I've recently started reading a lot of software-engineering books. I've gone through a few good ones and a few bad ones. No matter how much programmers hate reading, or how much they object to this strange notion of "books", Joel On Software is the single best book for them to read.
If you're a programmer, get it now. If you work with programmers, get it now. If you manage programmers, or if you manage a company that employs programmers, you especially need to get it now. Those are not affiliate links. Joel isn't paying me to tell you this. I'm passing my copy around the office to anyone willing to read it, and everyone so far has given it glowing reviews. If any of my friends were programmers, I'd give copies as gifts. (Too bad all of them are law students.)

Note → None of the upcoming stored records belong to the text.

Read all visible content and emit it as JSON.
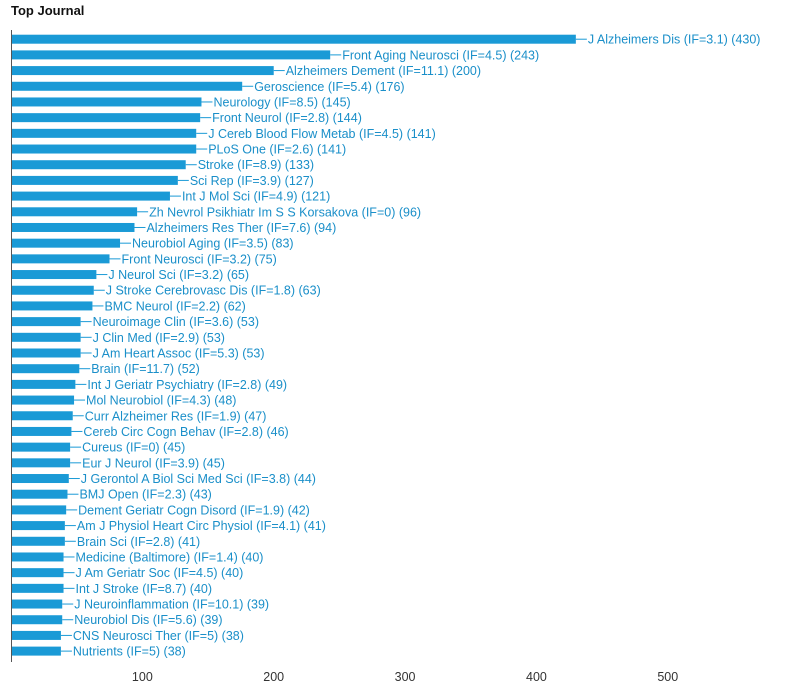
{
  "chart_data": {
    "type": "bar",
    "orientation": "horizontal",
    "title": "Top Journal",
    "bar_color": "#1a9ad6",
    "label_color": "#1a8fc9",
    "xlim": [
      0,
      560
    ],
    "xticks": [
      100,
      200,
      300,
      400,
      500
    ],
    "categories": [
      "J Alzheimers Dis (IF=3.1) (430)",
      "Front Aging Neurosci (IF=4.5) (243)",
      "Alzheimers Dement (IF=11.1) (200)",
      "Geroscience (IF=5.4) (176)",
      "Neurology (IF=8.5) (145)",
      "Front Neurol (IF=2.8) (144)",
      "J Cereb Blood Flow Metab (IF=4.5) (141)",
      "PLoS One (IF=2.6) (141)",
      "Stroke (IF=8.9) (133)",
      "Sci Rep (IF=3.9) (127)",
      "Int J Mol Sci (IF=4.9) (121)",
      "Zh Nevrol Psikhiatr Im S S Korsakova (IF=0) (96)",
      "Alzheimers Res Ther (IF=7.6) (94)",
      "Neurobiol Aging (IF=3.5) (83)",
      "Front Neurosci (IF=3.2) (75)",
      "J Neurol Sci (IF=3.2) (65)",
      "J Stroke Cerebrovasc Dis (IF=1.8) (63)",
      "BMC Neurol (IF=2.2) (62)",
      "Neuroimage Clin (IF=3.6) (53)",
      "J Clin Med (IF=2.9) (53)",
      "J Am Heart Assoc (IF=5.3) (53)",
      "Brain (IF=11.7) (52)",
      "Int J Geriatr Psychiatry (IF=2.8) (49)",
      "Mol Neurobiol (IF=4.3) (48)",
      "Curr Alzheimer Res (IF=1.9) (47)",
      "Cereb Circ Cogn Behav (IF=2.8) (46)",
      "Cureus (IF=0) (45)",
      "Eur J Neurol (IF=3.9) (45)",
      "J Gerontol A Biol Sci Med Sci (IF=3.8) (44)",
      "BMJ Open (IF=2.3) (43)",
      "Dement Geriatr Cogn Disord (IF=1.9) (42)",
      "Am J Physiol Heart Circ Physiol (IF=4.1) (41)",
      "Brain Sci (IF=2.8) (41)",
      "Medicine (Baltimore) (IF=1.4) (40)",
      "J Am Geriatr Soc (IF=4.5) (40)",
      "Int J Stroke (IF=8.7) (40)",
      "J Neuroinflammation (IF=10.1) (39)",
      "Neurobiol Dis (IF=5.6) (39)",
      "CNS Neurosci Ther (IF=5) (38)",
      "Nutrients (IF=5) (38)"
    ],
    "values": [
      430,
      243,
      200,
      176,
      145,
      144,
      141,
      141,
      133,
      127,
      121,
      96,
      94,
      83,
      75,
      65,
      63,
      62,
      53,
      53,
      53,
      52,
      49,
      48,
      47,
      46,
      45,
      45,
      44,
      43,
      42,
      41,
      41,
      40,
      40,
      40,
      39,
      39,
      38,
      38
    ]
  }
}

This book needs to be widely read and shared. The full title, technically, is Joel on Software: And on Diverse and Occasionally Related Matters That Will Prove of Interest to Software Developers, Designers, and Managers, and to Those Who, Whether by Good Fortune or Ill Luck, Work with Them in Some Capacity. The title itself is an incredibly accurate description of the book's contents. It's mostly about the art and practice of good software design, but contains a lot of other relevant articles as well.
Fortunately, you don't have to rely on my vague descriptions to get a taste of the book. Joel On Software is based, unsurprisingly, on a website called Joel On Software. Most of the book's sections are based on site articles (sometimes verbatim). I originally found the site from a link to Joel's User Interface Design section, which has actually become a separate book that I also recommend.
Start your Joel-reading experience with The Joel Test. Not only is it an incredibly valuable article (my company scores an 8 - pretty good), but it will introduce you to Joel's excellent writing style. He's clear, concise, funny, and informative.
As a side benefit of the book, Joel extensively cites references with footnotes in the text. For a young software engineer, these references compose an excellent reading list. I've discovered many of "the classics" simply by noticing that certain books occurred frequently in Joel's footnotes, including PeopleWare and The Mythical Man-Month.